To test the calculator, I have created a couple of TestNG unit tests that call the various methods my calculator supports. Note that PIT supports both JUnit and TestNG.

public class CalculatorTest {
	
	@Test
	public void testAddition() {
		
		Calculator calculator = new Calculator();
		calculator.add(2);
		Assert.assertEquals(calculator.getResult(), 2);
	}
	
	@Test
	public void testPower() {
		
		Calculator calculator = new Calculator(2);
		calculator.power(3);
		Assert.assertEquals(calculator.getResult(), 8);
	}
	
	@Test
	public void testConditionalSetTrue() {
		
		Calculator calculator = new Calculator();
		Assert.assertEquals(calculator.setConditional(2, true), true);
	}
	
	@Test
	public void testConditionalSetFalse() {
		
		Calculator calculator = new Calculator();
		Assert.assertEquals(calculator.setConditional(3, false), false);
	}
}

To illustrate the capabilities of PIT and mutation testing in general, I ‘forgot’ to include a test for the subtract() method. Also, I created what is known as a ‘weak test’: a test that passes but doesn’t check whether all code is actually called (in this case, no check is done to see whether set() is called when calling setConditional()). Now, when we run PIT on our code and test classes using:

mvn org.pitest:pitest-maven:mutationCoverage

an HTML report is generated displaying our mutation test results:

The report as generated by PIT

When we drill down to our Calculator class we can see the modifications that have been made by PIT and the effect it had on our tests:

Class-level details of the PIT mutation test results

This clearly shows that our unit test suite has room for improvement:

  • The fact that subtract() is never called in our test suite (i.e., our code coverage can be improved) is detected
  • The fact that the call to set() can be removed from the code without our test results being affected (i.e., our tests are lacking defect detection power) is detected

These holes in our test coverage and test effectiveness might go unnoticed for a long time, especially since all tests pass when run using TestNG. This goes especially for the second flaw as a regular code coverage tool would not pick this up: the call to set() is made after all, but it does not have any effect on the outcome of our tests!

Additional PIT features
The PIT documentation discusses a lot of features that make your mutation testing efforts even more powerful. You can configure the set of mutators used to tailor the result set to your needs, you can use mutation filters to filter out any unwanted results, and much more. However, even in the default configuration, using PIT (or potentially any other mutation testing tool as listed here will tell you a lot about the quality of your unit testing efforts.
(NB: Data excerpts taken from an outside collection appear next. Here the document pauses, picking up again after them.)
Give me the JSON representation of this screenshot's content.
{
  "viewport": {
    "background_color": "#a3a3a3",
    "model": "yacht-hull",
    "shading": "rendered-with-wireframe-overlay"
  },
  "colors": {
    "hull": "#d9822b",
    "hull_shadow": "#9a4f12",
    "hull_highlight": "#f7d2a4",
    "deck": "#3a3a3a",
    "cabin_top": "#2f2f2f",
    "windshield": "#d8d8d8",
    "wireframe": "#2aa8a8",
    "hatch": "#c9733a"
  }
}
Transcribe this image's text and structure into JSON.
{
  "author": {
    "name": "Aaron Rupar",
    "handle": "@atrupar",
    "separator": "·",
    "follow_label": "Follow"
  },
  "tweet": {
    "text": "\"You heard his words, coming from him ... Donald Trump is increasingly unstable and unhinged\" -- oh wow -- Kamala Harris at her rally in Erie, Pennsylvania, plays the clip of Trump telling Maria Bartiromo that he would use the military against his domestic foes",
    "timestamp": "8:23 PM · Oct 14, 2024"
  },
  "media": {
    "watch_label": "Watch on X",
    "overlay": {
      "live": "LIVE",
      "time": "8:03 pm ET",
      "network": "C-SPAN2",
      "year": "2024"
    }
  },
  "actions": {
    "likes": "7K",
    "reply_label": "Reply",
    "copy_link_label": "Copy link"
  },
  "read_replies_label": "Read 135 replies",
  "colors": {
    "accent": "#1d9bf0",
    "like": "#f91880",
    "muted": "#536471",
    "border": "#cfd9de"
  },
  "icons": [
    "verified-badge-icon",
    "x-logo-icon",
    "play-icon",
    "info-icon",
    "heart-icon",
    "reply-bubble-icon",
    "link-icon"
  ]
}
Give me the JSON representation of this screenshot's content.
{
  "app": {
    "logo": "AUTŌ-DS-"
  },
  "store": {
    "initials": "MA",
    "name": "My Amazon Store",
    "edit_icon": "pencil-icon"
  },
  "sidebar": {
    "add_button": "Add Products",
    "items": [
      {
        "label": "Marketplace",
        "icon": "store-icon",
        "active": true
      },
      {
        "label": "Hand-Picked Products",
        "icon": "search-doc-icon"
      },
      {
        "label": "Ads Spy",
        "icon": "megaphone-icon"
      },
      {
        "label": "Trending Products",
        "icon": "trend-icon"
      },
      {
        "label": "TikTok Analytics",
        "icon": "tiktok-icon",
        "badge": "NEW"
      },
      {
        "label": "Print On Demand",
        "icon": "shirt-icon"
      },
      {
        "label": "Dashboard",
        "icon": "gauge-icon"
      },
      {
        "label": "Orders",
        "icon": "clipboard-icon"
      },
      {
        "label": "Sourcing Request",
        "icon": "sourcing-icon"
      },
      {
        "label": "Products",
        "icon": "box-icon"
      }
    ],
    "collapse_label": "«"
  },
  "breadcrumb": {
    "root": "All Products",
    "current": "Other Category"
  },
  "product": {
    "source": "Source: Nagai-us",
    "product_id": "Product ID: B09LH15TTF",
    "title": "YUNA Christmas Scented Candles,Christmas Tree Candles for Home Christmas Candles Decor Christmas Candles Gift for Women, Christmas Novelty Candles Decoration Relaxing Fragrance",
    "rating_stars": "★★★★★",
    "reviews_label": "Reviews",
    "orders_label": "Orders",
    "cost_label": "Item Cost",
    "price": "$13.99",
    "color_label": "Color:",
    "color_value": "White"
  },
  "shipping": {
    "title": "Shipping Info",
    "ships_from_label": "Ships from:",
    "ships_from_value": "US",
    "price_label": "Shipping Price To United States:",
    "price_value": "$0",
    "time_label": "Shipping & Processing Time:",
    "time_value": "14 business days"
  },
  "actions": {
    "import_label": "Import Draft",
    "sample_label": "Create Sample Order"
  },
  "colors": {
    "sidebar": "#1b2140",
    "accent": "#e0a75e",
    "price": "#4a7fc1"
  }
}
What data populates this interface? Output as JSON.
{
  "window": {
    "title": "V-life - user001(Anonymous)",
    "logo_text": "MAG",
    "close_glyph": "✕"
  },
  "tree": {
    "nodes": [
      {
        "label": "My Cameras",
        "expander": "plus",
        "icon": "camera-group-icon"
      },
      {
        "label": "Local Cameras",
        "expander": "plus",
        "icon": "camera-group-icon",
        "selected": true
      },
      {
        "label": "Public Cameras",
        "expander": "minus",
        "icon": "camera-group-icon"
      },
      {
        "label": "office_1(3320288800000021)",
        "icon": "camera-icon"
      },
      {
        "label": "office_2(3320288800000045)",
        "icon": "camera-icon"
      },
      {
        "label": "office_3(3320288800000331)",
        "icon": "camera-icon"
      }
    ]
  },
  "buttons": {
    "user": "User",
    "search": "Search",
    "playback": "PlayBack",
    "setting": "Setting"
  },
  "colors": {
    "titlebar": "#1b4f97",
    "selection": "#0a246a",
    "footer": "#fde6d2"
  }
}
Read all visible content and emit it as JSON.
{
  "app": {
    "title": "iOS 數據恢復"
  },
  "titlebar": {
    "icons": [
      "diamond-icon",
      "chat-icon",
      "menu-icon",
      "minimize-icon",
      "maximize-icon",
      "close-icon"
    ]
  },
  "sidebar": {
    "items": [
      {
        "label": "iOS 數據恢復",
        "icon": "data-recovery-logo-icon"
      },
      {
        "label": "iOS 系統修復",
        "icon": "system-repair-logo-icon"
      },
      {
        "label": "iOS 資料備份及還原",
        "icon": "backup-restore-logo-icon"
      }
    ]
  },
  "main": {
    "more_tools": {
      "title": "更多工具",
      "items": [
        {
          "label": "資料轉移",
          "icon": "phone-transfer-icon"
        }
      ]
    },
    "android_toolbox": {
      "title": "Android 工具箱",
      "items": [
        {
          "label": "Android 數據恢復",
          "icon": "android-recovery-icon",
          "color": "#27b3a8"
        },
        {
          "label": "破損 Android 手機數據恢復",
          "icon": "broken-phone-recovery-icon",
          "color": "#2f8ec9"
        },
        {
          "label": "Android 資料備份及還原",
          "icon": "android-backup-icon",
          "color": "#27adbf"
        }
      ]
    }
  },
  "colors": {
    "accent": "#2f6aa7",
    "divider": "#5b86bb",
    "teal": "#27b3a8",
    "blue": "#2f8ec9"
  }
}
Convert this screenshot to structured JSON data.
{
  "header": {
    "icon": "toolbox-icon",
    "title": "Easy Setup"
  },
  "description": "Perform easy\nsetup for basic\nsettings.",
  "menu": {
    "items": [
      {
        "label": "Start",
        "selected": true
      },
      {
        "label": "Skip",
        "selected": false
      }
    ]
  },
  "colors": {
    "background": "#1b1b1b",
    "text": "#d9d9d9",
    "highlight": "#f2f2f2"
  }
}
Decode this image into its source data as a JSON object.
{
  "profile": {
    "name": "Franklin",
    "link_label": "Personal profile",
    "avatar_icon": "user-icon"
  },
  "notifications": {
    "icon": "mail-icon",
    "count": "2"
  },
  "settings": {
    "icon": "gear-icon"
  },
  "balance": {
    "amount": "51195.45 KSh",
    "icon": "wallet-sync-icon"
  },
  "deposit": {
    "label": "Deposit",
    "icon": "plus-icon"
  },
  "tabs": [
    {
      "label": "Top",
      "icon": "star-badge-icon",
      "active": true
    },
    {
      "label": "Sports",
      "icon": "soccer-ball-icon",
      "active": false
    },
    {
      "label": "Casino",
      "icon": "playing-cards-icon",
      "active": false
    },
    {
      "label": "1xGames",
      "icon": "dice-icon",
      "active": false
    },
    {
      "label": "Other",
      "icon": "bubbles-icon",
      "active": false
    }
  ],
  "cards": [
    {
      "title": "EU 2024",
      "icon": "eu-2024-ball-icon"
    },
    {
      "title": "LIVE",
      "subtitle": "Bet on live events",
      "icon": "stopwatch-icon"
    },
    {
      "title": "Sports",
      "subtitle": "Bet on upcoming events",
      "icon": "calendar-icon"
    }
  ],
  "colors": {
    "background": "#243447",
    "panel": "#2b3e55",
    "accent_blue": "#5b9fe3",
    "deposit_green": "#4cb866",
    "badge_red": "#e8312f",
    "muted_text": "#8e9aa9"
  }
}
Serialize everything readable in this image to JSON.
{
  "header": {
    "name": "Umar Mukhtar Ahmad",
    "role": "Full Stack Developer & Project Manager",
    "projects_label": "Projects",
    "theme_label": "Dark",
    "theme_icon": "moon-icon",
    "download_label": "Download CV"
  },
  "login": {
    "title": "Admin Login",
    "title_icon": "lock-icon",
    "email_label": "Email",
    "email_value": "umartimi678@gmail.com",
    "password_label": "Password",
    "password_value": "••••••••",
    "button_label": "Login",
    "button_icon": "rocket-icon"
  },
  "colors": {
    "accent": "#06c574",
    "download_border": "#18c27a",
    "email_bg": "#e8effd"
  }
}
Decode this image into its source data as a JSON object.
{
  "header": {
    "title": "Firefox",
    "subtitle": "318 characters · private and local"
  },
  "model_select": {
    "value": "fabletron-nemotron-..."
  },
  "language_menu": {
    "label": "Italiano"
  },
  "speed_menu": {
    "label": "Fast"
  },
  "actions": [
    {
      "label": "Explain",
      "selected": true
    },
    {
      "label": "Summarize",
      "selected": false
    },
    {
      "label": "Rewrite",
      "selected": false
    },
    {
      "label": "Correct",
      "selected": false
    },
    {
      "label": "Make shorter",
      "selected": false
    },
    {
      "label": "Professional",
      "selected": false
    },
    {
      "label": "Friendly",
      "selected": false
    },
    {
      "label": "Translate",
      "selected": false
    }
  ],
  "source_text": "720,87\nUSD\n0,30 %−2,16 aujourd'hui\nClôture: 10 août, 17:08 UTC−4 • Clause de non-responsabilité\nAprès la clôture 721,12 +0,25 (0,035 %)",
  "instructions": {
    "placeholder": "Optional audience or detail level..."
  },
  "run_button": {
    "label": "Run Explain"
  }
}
Removing dead code from your codebase based on mutation test results
Apart from evaluating the quality of your unit tests, mutation test results can also give you insight into which parts of your application code are never executed (dead code). Consider the call to the set() method in the example above. The mutation test results indicated that this call could be removed without the results of the unit test being altered. Now, in our case it is pretty obvious that this indicates a lack of coverage in our unit tests (if you want to set the Calculator value, you’d better call the set() method), but it isn’t hard to imagine a situation where such a method call can be removed without any further consequences. In this case, the results of the mutation tests will point you to potentially dead code that might be a candidate for refactoring or removal. Thanks go to Markus Schirp for pointing out this huge advantage of mutation testing to me on Twitter.

Example project
The Maven project that was used to generate the results demonstrated in this post can be downloaded here. You can simply import this project and run

mvn org.pitest:pitest-maven:mutationCoverage

to recreate my test results and review the generated report. This will serve as a good starting point for your further exploration of the power and possibilities of mutation testing.